Еды, чая, газированной воды и водки было в изобилии. Водку пили вечерами, подремывая. Иногда разговаривали.
— Надо бы за водой сходить.
— На нас, ребята, возложена великая миссия…
— Эх, миссия-комиссия… Может, и нет никакого Северного полюса? Говорят, есть только Южный.
— И вот прихожу я как-то вечером, а он мне и говорит…
— Что говорит? Что ты мелешь? Какой еще южный?!
— Люська хороша… Задница вот такая.
— А полковник все темнит и темнит. Я его прямо спросил, а он…
— Да вы поймите же, наконец, все совсем не так…

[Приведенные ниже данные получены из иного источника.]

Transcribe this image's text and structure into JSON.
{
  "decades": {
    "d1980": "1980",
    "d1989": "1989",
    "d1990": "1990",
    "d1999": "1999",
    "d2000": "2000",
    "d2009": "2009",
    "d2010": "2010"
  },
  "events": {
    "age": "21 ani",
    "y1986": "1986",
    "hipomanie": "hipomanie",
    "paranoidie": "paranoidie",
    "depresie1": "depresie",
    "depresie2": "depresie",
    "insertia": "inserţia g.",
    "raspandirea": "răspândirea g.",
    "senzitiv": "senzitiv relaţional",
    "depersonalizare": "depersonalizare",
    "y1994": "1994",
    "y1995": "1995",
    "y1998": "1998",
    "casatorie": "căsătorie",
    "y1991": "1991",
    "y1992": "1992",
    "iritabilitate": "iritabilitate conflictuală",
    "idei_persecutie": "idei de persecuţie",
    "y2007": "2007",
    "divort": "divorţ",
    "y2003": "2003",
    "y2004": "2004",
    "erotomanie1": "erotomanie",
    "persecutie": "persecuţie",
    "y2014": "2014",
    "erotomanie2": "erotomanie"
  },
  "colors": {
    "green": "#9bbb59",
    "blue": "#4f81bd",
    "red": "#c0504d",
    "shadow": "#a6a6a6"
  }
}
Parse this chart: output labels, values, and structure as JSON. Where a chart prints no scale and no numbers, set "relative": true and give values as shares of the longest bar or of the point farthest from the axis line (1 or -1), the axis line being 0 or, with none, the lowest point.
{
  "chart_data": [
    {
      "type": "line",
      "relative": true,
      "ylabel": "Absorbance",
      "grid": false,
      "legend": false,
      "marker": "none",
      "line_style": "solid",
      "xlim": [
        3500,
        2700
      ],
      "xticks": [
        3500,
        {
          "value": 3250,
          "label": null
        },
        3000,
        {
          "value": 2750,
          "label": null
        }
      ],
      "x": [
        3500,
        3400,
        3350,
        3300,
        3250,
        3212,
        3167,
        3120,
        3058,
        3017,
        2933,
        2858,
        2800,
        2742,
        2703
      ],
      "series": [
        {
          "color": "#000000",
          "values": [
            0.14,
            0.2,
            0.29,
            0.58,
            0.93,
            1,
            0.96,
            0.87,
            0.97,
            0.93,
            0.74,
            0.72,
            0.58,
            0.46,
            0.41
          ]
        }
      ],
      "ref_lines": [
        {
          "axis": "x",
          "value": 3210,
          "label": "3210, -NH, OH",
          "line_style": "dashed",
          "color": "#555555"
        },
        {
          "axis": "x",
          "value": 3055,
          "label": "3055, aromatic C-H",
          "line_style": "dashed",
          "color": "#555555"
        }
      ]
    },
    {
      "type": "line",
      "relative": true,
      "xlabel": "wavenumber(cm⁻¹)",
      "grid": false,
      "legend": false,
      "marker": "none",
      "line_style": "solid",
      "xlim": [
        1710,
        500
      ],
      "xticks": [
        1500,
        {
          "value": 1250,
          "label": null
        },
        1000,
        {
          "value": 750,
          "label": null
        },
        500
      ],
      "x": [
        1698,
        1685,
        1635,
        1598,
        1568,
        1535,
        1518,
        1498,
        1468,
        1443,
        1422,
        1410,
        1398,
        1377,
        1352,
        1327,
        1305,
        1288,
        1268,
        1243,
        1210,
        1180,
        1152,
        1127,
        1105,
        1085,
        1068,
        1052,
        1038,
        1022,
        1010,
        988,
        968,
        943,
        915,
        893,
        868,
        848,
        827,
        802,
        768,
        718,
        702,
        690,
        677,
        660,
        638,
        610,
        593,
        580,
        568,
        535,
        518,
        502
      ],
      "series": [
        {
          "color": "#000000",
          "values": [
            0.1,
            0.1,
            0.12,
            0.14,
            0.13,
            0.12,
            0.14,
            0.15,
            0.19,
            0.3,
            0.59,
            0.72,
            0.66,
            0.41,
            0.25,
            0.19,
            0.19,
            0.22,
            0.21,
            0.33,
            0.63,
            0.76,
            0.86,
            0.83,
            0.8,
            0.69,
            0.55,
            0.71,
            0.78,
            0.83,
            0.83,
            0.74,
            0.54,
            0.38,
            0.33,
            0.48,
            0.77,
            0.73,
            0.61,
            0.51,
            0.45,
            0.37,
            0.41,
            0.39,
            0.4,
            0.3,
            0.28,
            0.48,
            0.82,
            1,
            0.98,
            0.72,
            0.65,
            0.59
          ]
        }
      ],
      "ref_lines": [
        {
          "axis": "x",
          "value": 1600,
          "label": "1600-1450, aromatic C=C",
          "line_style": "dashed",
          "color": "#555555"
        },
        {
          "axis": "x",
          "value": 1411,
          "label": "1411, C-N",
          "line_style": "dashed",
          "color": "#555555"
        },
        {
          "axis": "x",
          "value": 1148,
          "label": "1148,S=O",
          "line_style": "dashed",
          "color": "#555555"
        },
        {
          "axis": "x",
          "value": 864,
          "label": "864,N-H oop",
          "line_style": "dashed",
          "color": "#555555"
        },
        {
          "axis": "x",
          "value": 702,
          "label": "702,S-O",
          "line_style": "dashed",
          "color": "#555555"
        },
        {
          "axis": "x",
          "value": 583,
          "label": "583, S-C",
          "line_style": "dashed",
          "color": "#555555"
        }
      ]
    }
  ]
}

— Вода есть? Дай-ка чайник.
— Просто берешь и ничего не делаешь. Тупо.
— А думать?..
— Не, Ленка не очень… Квелая. Ни да, ни нет…
— Рестораны там приличные. Пиво есть немецкое, бельгийское…
— Думать тоже.
— Ну, не знаю. По-моему, дороговато там…
— Не о деньгах, не о деньгах. Наши задачи слишком ответственны…
— А он, дурак, пошел. Предупреждали его, предупреждали…
— Ну, давайте. За полюс.
— Давай.
— За нашу полярную вечность, друзья!
— Да пошел ты со своей вечностью!
— Тебе еще только предстоит понять!..
Магомедов пил водку постоянно, начиная с раннего утра, и она не приносила ему ни малейшего вреда. А Николай Степанович пошатывался и без водки.
Иногда приезжал полковник. От разговоров уклонялся, на вопросы отвечал, так, что становилось совсем непонятно. Присутствие полковника длилось обычно так. Входил и садился за стол. Все «абитуриенты» тоже садились. Подавали чай. Похлебав и позвенев в стакане ложечкой, полковник произносил: «Ну, помолчим». И все молчали, просто сидели и молчали. Во время такого сидения Штернфельду часто удавалось действительно ничего не делать, полностью остановиться и погрузиться в звенящую пустоту. Молчание иногда длилось дня по три. Потом полковник вставал, прощался с каждым за руку и уходил в направлении станции.